View from My Window to the Horizon
A day at the ocean is not the same
as any day. That trawler has not passed
this exact same way before. These waves break
only once and disappear forever.
Rocks wear thin one grain of sand at a time.
This beach was once rock. This rock was once sea
bed: volcanic vent, gas and hot basalt.
The salty depths blossomed from summer squalls.
Each moment of our lives crashes slowly,
so slowly that we can’t tell memory
from living, as we trawl along shifting
channels over waves never born before,
gulls trailing behind us, hungry for scraps,
snatching at what lies gasping in the nets.

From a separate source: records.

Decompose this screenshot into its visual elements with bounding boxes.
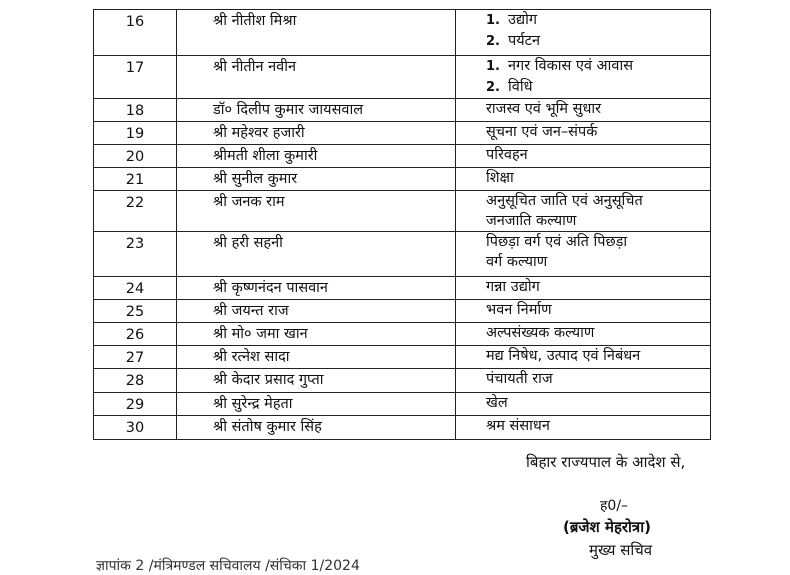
department-name: विधि [508,79,533,95]
serial-number-cell: 21 [94,168,177,191]
department-name: शिक्षा [486,170,514,186]
table-body [94,10,711,440]
serial-number-cell: 23 [94,232,177,277]
serial-number-cell: 16 [94,10,177,56]
table-row [94,191,711,232]
table-row [94,99,711,122]
department-cell [456,300,711,323]
department-line [486,300,710,320]
serial-number-cell: 26 [94,323,177,346]
minister-name-cell [177,277,456,300]
minister-name: श्री रत्नेश सादा [213,349,290,365]
department-cell [456,232,711,277]
department-name: पंचायती राज [486,371,553,387]
minister-name: श्री कृष्णनंदन पासवान [213,280,328,296]
serial-number-cell: 27 [94,346,177,369]
department-name: अनुसूचित जाति एवं अनुसूचित [486,193,643,209]
minister-name: श्री सुरेन्द्र मेहता [213,396,293,412]
department-cell [456,122,711,145]
signature-mark: ह0/– [600,498,629,514]
memo-number-line: ज्ञापांक 2 /मंत्रिमण्डल सचिवालय /संचिका 1/2024 [96,558,360,574]
department-cell [456,10,711,56]
serial-number-cell: 30 [94,416,177,440]
minister-name: श्री सुनील कुमार [213,171,298,187]
department-line [486,346,710,366]
department-name: नगर विकास एवं आवास [508,58,633,74]
table-row [94,416,711,440]
minister-name-cell [177,369,456,393]
department-cell [456,191,711,232]
department-line [486,10,710,31]
serial-number-cell: 22 [94,191,177,232]
serial-number-cell: 29 [94,393,177,416]
department-line [486,168,710,188]
minister-name-cell [177,56,456,99]
table-row [94,346,711,369]
department-line [486,416,710,436]
department-line [486,369,710,389]
department-name: मद्य निषेध, उत्पाद एवं निबंधन [486,348,641,364]
department-name: भवन निर्माण [486,302,552,318]
table-row [94,168,711,191]
serial-number-cell: 20 [94,145,177,168]
department-cell [456,416,711,440]
table-row [94,277,711,300]
minister-name-cell [177,122,456,145]
minister-name-cell [177,416,456,440]
department-name: उद्योग [508,12,537,28]
department-index: 1. [486,13,500,28]
department-line [486,323,710,343]
department-cell [456,323,711,346]
minister-name: श्री जनक राम [213,194,285,210]
table-row [94,56,711,99]
department-cell [456,369,711,393]
table-row [94,393,711,416]
department-name: पिछड़ा वर्ग एवं अति पिछड़ा [486,234,628,250]
department-line [486,145,710,165]
serial-number-cell: 28 [94,369,177,393]
department-cell [456,168,711,191]
department-name: राजस्व एवं भूमि सुधार [486,101,602,117]
department-line [486,277,710,297]
department-name: श्रम संसाधन [486,418,550,434]
minister-name: श्री जयन्त राज [213,303,289,319]
department-line [486,252,710,272]
department-cell [456,277,711,300]
department-line [486,122,710,142]
department-cell [456,145,711,168]
portfolio-allocation-table [93,9,711,440]
minister-name-cell [177,300,456,323]
minister-name: श्री मो० जमा खान [213,326,308,342]
minister-name-cell [177,393,456,416]
department-line [486,232,710,252]
serial-number-cell: 24 [94,277,177,300]
minister-name-cell [177,191,456,232]
minister-name-cell [177,99,456,122]
minister-name-cell [177,323,456,346]
serial-number-cell: 17 [94,56,177,99]
department-line [486,191,710,211]
minister-name: श्री नीतीश मिश्रा [213,13,297,29]
minister-name: श्री हरी सहनी [213,235,283,251]
department-name: गन्ना उद्योग [486,279,540,295]
department-index: 2. [486,80,500,95]
governor-order-line: बिहार राज्यपाल के आदेश से, [526,453,686,471]
department-name: खेल [486,395,508,411]
minister-name: श्री केदार प्रसाद गुप्ता [213,372,324,388]
minister-name: श्री संतोष कुमार सिंह [213,419,322,435]
minister-name-cell [177,168,456,191]
minister-name-cell [177,232,456,277]
department-name: पर्यटन [508,33,541,49]
minister-name: श्रीमती शीला कुमारी [213,148,318,164]
signer-designation: मुख्य सचिव [589,541,653,559]
table-row [94,122,711,145]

Blank Verse Sonnet in Celebration of Carte Blanche Consumption
I want to sing the beauty of nature
but take no pleasure in crooning dirges.
So I laud not what once was but what is:
Invasive species blooming profusely
along highways and in darling clearcuts.
The rivers swimming with hatchery fish.
Artificial lakes behind dams hiding
useless valleys under boat-friendly floods.
Happy new roads paved for better mileage,
trails to accommodate more than just feet,
comforting roar of dirt bikes in forest
and chainsaws felling trees sold under cost—
ten cents on the dollar. That’s good business.
I sing of the living. Why sing of death?